Si todo lo que Samuel dijo es cierto, entonces ¿quién es exactamente el Sr. Landry?
¿Por qué se entrometió repentinamente en su mundo bajo el disfraz del Maestro Landry, y con qué propósito?
—¿Tienes alguna otra pista? —después de una pausa, Jacob Jennings no pudo evitar preguntar.
Samuel no se atrevió a ocultar nada, presentando rápidamente una flauta plateada con intrincados diseños a Jacob Jennings:
—Hace tres días, mi maestro me dio esto y me dijo que si alguna vez desaparecía, debía mantenerla a salvo. Considerando lo extraño que es, no sabía si esto era bueno o malo, pero después de mirarla durante mucho tiempo, fue imposible discernir su significado. ¿Pueden echarle un vistazo para ver si esta cosa es útil?

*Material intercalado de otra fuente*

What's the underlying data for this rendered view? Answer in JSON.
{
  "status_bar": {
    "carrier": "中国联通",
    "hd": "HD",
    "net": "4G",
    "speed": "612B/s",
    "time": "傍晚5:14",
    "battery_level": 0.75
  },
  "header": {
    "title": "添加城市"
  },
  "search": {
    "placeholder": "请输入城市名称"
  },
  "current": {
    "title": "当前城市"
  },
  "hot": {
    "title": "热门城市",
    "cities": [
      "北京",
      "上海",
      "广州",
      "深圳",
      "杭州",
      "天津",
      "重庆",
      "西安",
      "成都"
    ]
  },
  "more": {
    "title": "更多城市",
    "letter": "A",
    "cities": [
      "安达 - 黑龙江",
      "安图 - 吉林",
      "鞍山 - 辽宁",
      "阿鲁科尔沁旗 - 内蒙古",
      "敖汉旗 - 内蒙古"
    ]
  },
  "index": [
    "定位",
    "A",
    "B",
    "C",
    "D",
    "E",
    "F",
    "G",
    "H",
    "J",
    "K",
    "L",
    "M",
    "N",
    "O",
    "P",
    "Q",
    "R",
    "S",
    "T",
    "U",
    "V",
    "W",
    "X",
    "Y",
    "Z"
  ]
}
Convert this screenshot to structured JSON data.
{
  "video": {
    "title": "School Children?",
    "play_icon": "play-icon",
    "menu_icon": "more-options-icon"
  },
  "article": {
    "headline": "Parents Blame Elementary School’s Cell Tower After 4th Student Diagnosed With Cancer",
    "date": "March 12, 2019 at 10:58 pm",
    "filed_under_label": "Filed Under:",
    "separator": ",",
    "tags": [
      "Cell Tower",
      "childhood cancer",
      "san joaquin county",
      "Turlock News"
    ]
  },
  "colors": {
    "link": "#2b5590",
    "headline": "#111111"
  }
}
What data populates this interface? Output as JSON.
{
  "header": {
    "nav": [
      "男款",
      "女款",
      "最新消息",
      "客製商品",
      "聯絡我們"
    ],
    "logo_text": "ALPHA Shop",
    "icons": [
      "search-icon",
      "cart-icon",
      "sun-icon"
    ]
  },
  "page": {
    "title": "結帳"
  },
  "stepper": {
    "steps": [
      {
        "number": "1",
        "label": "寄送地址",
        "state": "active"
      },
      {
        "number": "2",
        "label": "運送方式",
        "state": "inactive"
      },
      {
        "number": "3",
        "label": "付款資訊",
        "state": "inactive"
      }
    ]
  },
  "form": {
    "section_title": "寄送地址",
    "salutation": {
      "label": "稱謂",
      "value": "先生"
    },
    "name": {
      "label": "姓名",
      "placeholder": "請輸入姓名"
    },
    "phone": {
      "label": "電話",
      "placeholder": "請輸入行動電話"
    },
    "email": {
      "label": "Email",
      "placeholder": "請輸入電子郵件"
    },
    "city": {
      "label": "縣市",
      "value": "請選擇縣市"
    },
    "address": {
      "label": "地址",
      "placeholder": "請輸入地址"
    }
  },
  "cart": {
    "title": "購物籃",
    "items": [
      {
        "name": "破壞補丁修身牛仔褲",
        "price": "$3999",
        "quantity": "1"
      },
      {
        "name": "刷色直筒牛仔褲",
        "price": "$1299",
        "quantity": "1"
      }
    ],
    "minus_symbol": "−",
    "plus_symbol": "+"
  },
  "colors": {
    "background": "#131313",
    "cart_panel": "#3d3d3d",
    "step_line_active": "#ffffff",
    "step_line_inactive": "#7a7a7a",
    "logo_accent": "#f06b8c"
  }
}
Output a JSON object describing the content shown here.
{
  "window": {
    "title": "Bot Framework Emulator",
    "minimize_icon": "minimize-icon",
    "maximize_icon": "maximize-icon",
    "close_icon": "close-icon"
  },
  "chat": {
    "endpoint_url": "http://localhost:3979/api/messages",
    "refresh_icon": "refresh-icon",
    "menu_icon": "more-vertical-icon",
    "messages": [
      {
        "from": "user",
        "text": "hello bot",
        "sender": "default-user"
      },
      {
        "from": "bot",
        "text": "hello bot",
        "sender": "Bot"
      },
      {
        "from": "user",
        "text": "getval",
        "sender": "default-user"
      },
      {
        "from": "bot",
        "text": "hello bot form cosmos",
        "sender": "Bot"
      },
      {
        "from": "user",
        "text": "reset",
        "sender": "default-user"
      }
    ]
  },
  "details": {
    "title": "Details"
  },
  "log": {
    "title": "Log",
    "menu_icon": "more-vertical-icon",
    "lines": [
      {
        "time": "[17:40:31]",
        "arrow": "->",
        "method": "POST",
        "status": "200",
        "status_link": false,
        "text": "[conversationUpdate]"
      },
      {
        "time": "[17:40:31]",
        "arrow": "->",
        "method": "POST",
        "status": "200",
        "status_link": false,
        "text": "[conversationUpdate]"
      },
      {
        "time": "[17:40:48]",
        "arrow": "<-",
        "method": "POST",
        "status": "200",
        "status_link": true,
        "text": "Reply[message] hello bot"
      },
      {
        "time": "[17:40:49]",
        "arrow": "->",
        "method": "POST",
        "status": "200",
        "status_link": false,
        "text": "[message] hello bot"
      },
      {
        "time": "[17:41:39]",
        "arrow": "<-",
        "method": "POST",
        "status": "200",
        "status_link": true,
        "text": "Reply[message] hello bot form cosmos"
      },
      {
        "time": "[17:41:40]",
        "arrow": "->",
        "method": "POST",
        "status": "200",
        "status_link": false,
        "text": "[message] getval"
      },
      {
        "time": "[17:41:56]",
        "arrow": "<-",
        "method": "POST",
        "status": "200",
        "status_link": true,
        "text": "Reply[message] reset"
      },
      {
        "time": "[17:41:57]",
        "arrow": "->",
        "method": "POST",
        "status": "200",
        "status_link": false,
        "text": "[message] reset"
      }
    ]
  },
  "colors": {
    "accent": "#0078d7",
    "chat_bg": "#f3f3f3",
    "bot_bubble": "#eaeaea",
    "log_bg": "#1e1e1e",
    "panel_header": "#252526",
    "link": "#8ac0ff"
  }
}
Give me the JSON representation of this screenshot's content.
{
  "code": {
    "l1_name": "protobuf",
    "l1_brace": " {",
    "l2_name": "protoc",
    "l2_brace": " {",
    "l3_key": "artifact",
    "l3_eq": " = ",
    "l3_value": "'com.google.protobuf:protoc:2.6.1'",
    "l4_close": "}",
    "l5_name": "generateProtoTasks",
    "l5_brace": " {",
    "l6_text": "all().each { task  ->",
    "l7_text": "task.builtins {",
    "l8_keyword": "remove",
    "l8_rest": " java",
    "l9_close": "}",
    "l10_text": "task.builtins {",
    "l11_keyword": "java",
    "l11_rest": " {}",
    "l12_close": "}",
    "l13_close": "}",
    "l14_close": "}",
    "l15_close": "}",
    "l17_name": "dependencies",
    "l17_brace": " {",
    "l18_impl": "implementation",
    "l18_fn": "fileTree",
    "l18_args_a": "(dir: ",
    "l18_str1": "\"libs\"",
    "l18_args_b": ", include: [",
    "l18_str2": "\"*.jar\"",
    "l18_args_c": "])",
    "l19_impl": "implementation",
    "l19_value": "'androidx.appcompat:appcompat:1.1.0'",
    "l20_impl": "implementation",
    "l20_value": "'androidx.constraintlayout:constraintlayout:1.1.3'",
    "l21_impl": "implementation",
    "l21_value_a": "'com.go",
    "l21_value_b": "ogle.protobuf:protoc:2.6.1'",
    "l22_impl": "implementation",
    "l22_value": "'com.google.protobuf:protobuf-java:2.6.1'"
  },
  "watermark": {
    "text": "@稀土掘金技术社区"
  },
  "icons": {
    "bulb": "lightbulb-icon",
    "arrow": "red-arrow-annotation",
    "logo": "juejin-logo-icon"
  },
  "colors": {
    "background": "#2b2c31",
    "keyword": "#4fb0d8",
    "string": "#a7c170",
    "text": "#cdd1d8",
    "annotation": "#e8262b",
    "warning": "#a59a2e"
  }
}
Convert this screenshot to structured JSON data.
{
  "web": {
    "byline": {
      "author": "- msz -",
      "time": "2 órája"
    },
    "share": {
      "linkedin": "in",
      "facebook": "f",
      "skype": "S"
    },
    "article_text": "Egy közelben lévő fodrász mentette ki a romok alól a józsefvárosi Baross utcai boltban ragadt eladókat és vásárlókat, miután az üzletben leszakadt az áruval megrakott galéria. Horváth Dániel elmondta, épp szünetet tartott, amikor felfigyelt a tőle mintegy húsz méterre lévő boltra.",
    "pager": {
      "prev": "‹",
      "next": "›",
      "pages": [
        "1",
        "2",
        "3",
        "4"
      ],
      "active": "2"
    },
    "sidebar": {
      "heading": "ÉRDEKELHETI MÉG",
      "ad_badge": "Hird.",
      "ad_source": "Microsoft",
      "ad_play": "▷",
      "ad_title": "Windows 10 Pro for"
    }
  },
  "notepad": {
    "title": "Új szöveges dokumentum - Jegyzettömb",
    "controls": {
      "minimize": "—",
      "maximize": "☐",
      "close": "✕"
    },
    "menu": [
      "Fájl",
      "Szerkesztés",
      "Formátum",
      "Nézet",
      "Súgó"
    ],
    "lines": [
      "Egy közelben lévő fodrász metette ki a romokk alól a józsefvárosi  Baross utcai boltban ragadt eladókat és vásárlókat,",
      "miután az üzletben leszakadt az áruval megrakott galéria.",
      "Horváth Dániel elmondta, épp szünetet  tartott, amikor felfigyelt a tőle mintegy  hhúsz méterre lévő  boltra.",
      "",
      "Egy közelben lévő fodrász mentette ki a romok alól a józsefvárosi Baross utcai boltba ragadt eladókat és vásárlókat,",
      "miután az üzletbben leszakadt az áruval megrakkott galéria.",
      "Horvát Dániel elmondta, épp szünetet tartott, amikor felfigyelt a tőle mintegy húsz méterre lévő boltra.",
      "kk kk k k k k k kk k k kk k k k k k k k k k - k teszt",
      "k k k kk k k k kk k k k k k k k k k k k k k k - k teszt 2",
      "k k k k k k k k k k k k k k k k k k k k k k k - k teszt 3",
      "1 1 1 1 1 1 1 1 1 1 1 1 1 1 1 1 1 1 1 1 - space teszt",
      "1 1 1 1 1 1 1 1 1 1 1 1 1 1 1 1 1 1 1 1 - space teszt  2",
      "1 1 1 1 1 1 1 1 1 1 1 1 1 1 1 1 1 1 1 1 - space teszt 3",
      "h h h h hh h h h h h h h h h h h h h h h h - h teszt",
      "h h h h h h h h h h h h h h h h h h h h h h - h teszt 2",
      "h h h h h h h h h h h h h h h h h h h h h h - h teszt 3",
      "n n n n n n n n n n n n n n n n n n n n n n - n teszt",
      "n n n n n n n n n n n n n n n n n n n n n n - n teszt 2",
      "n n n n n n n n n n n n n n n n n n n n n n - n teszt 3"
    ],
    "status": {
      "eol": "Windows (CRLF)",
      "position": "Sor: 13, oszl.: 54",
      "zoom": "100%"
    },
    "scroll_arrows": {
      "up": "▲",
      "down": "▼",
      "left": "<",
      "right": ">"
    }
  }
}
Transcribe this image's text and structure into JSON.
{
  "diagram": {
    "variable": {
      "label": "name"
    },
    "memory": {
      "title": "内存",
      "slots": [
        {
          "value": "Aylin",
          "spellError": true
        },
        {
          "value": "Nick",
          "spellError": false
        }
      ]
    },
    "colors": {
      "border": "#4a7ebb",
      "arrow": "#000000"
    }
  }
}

Jacob Jennings tomó la flauta de la mano de Samuel, la examinó en su palma, notando que la flauta tenía aproximadamente diez centímetros de largo y un centímetro de ancho, estaba hecha de plata, con complejos grabados antiguos, tanto primitivos como excepcionalmente delicados.
A pesar de su apariencia peculiar, Jacob Jennings no pudo descifrar sus secretos, pasando frustrado la flauta a Vincent Vance, indicándole que la examinara.